Нос под твердой повязкой захлюпал, и Эспер прикрикнул:
– Прекрати! Тебе нельзя! А если швы разойдутся!
Этьен, остановив автомобиль, поднялся в кузов. Потрогав еще чуть теплый труп, крепко выругался в адрес проклятых бошей, вздохнул, заметив с сожалением, что Жиль, скорее всего, умер от слабости, и в Мишле его точно спасли бы. Затем, прочитав короткую молитву по-французски, скомандовал:
– Едем!
Когда наконец подъехали к Мишле, пред ними предстала картина ирреальной идиллии. Мирно, уютно, все было похоже на некую мизансцену из довоенного спектакля. Госпиталь окружал парк, в котором особенно чувствовалась весна с ее классическими признаками: нежная свежая зелень деревьев, щебетание птиц.
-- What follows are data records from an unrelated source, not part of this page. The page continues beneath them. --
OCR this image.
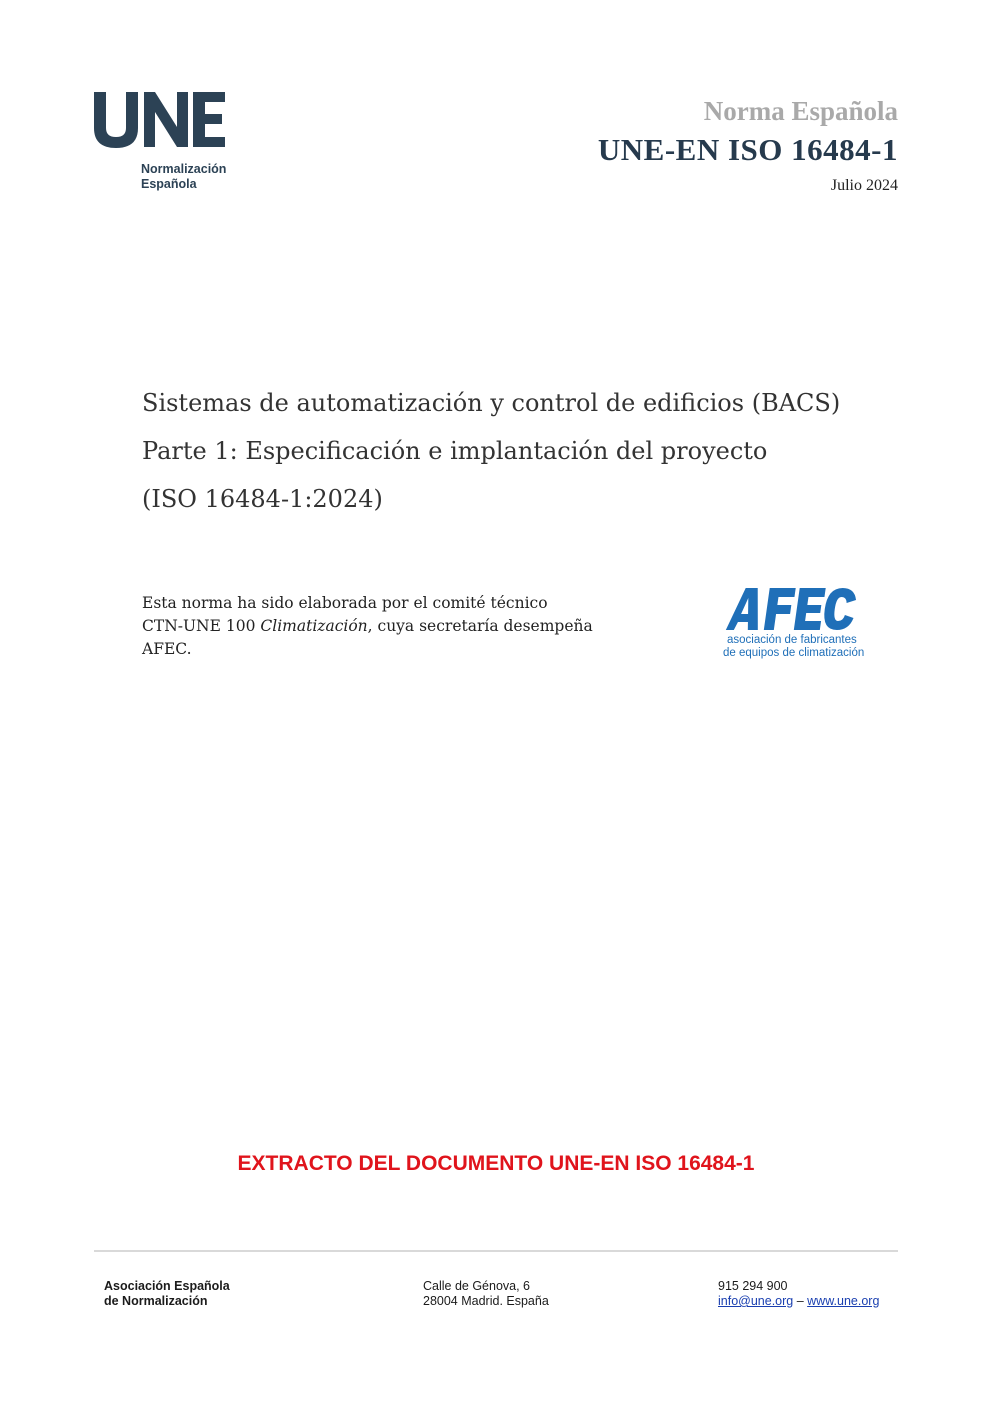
Normalización
Española
Norma Española
UNE-EN ISO 16484-1
Julio 2024
Sistemas de automatización y control de edificios (BACS)
Parte 1: Especificación e implantación del proyecto
(ISO 16484-1:2024)
Esta norma ha sido elaborada por el comité técnico
CTN-UNE 100 Climatización, cuya secretaría desempeña
AFEC.	asociación de fabricantes
de equipos de climatización
EXTRACTO DEL DOCUMENTO UNE-EN ISO 16484-1
Asociación Española
de Normalización
Calle de Génova, 6
28004 Madrid. España
915 294 900
info@une.org – www.une.org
Выздоравливающие пациенты валялись на траве, слышался смех, звучал граммофон. Кто-то подпевал по-французски: «C'est la valse brune»[33]. Чуть дальше, на полянке, стоял стол с самоваром, вокруг на скамейках сидели французы, русские. Медсестра сосредоточенно читала «Ле пти паризьен»[34], иногда переводила то, что, по ее мнению, солдат точно не могло расстроить. Те вздыхали облегченно: наши держатся. «А что там, в России? Что пишут?» Медсестра пожимала плечами: «Ничего».